Mr. Underhill - Daft as the lyrical bungle in 'Jailbreak' is, does it honestly compare with Messrs. Leiber & Stoller's 'Jailhouse Rock'? 'No. 47 said to No. 3/You're the cutest jailbird I ever did see' and all that. Were they under the impression the U.S. Penal Code accepted mixed-sex prisons? Were they deliberately getting Elvis to sing a gay lyric? Still not sure.
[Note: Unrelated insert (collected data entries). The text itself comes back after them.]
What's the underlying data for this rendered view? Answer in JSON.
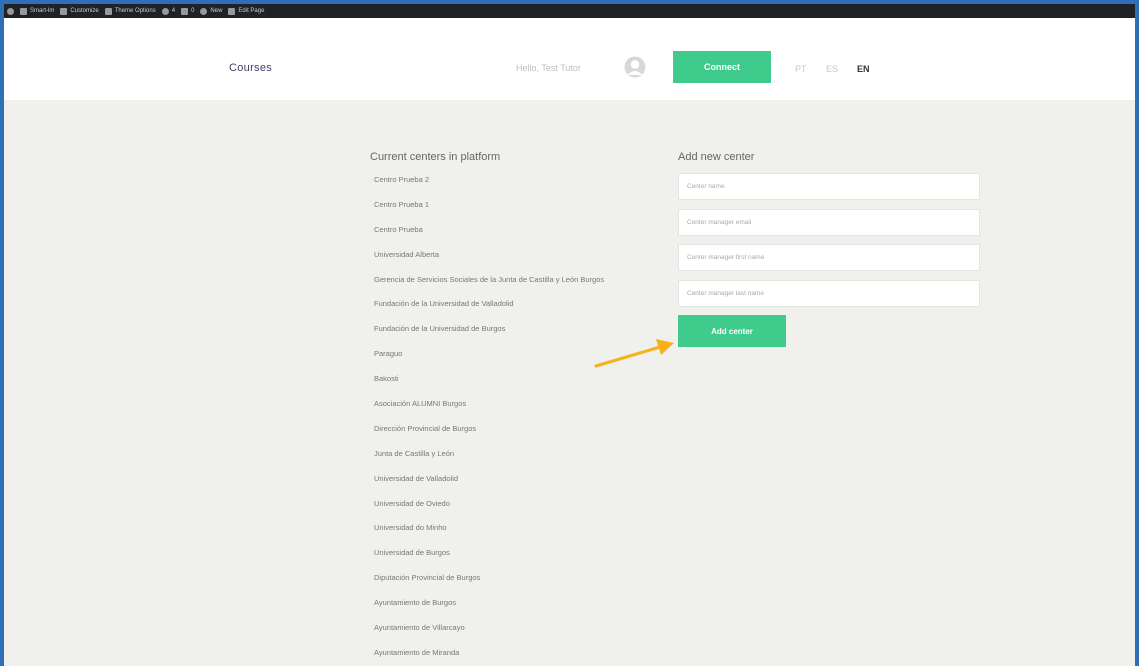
{
  "admin_bar": {
    "items": [
      {
        "icon": "wordpress-icon",
        "label": ""
      },
      {
        "icon": "dashboard-icon",
        "label": "Smart-lm"
      },
      {
        "icon": "pencil-icon",
        "label": "Customize"
      },
      {
        "icon": "menu-icon",
        "label": "Theme Options"
      },
      {
        "icon": "refresh-icon",
        "label": "4"
      },
      {
        "icon": "comment-icon",
        "label": "0"
      },
      {
        "icon": "plus-icon",
        "label": "New"
      },
      {
        "icon": "pencil-icon",
        "label": "Edit Page"
      }
    ]
  },
  "header": {
    "nav_courses": "Courses",
    "greeting": "Hello, Test Tutor",
    "connect_label": "Connect",
    "languages": [
      "PT",
      "ES",
      "EN"
    ],
    "active_language": "EN"
  },
  "centers": {
    "title": "Current centers in platform",
    "items": [
      "Centro Prueba 2",
      "Centro Prueba 1",
      "Centro Prueba",
      "Universidad Alberta",
      "Gerencia de Servicios Sociales de la Junta de Castilla y León Burgos",
      "Fundación de la Universidad de Valladolid",
      "Fundación de la Universidad de Burgos",
      "Paraguo",
      "Bakosti",
      "Asociación ALUMNI Burgos",
      "Dirección Provincial de Burgos",
      "Junta de Castilla y León",
      "Universidad de Valladolid",
      "Universidad de Oviedo",
      "Universidad do Minho",
      "Universidad de Burgos",
      "Diputación Provincial de Burgos",
      "Ayuntamiento de Burgos",
      "Ayuntamiento de Villarcayo",
      "Ayuntamiento de Miranda"
    ]
  },
  "add_center": {
    "title": "Add new center",
    "name_placeholder": "Center name",
    "email_placeholder": "Center manager email",
    "first_name_placeholder": "Center manager first name",
    "last_name_placeholder": "Center manager last name",
    "button_label": "Add center"
  },
  "colors": {
    "accent": "#3ecb8b",
    "arrow": "#f5b21b",
    "frame": "#2f6fb8"
  }
}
Of the other famous people to share the name of Jimmy James, the King of Them All has to be this chap. ''Ey! Are you puttin' it around that I'm barmy?'

That stuff about Elton was interesting, too; personally, I've never been a fan of any of his catalogue, but as Rowland Rivron once proved on his Radio 2 show, 'Screw You' is a great one to throw at unsuspecting fans of his mushier romantic stuff, and see what they make of it!

Where the Saturday Night Fever OST was concerned, it seems to have been a 50/50 split; half new songs written expressly for the film, the other half proven favourites. So you can thank your lucky stars they didn't see to fit to include 'Disco Duck' on there, or its reputation perhaps wouldn't be quite so high as it is. In fact, I deliberately held off mentioning the aforementioned album earlier, knowing I'd be on thin ice if I let slip how crap I thought it was. ...Oops. [Shields self from flying glass]

On a familial note - and this is absolutely true: Eileen & Maureen are the names of an aunt, and my mother, respectively. So, nice to know they could've had a pop career had they ever wanted it!

Other than the above, may I offer an apology to any TV Cream regulars who've been suffocated by my yammering this week; all I can say is there's some really great YouTube stuff coming up, so bear with us.

Oh, and thank you to Simon for that Captain Sensible track on the Twitter feed - even as a Damned fan, I'd not heard that one before, and it was great! OK, that's more than enough now...

Mike said...

The highlight of these repeats has been the mowing down of audience members by the moving cameras, their shocked and pained expressions as they dive for cover. And the occasional collision where the camera is left wobbling on its stand.

Tonight's Camera Collisions :-
1) Thin Lizzy. Towards the end of the instrumental section, the panning camera hits something hard enough to bring it shuddering to a halt, before moving off again.
2) Liverpool Express. At the start, the crane camera pans back from the piano and hits something. But what would be up there? The second camera.

Sadly, we've missed this clip from '73.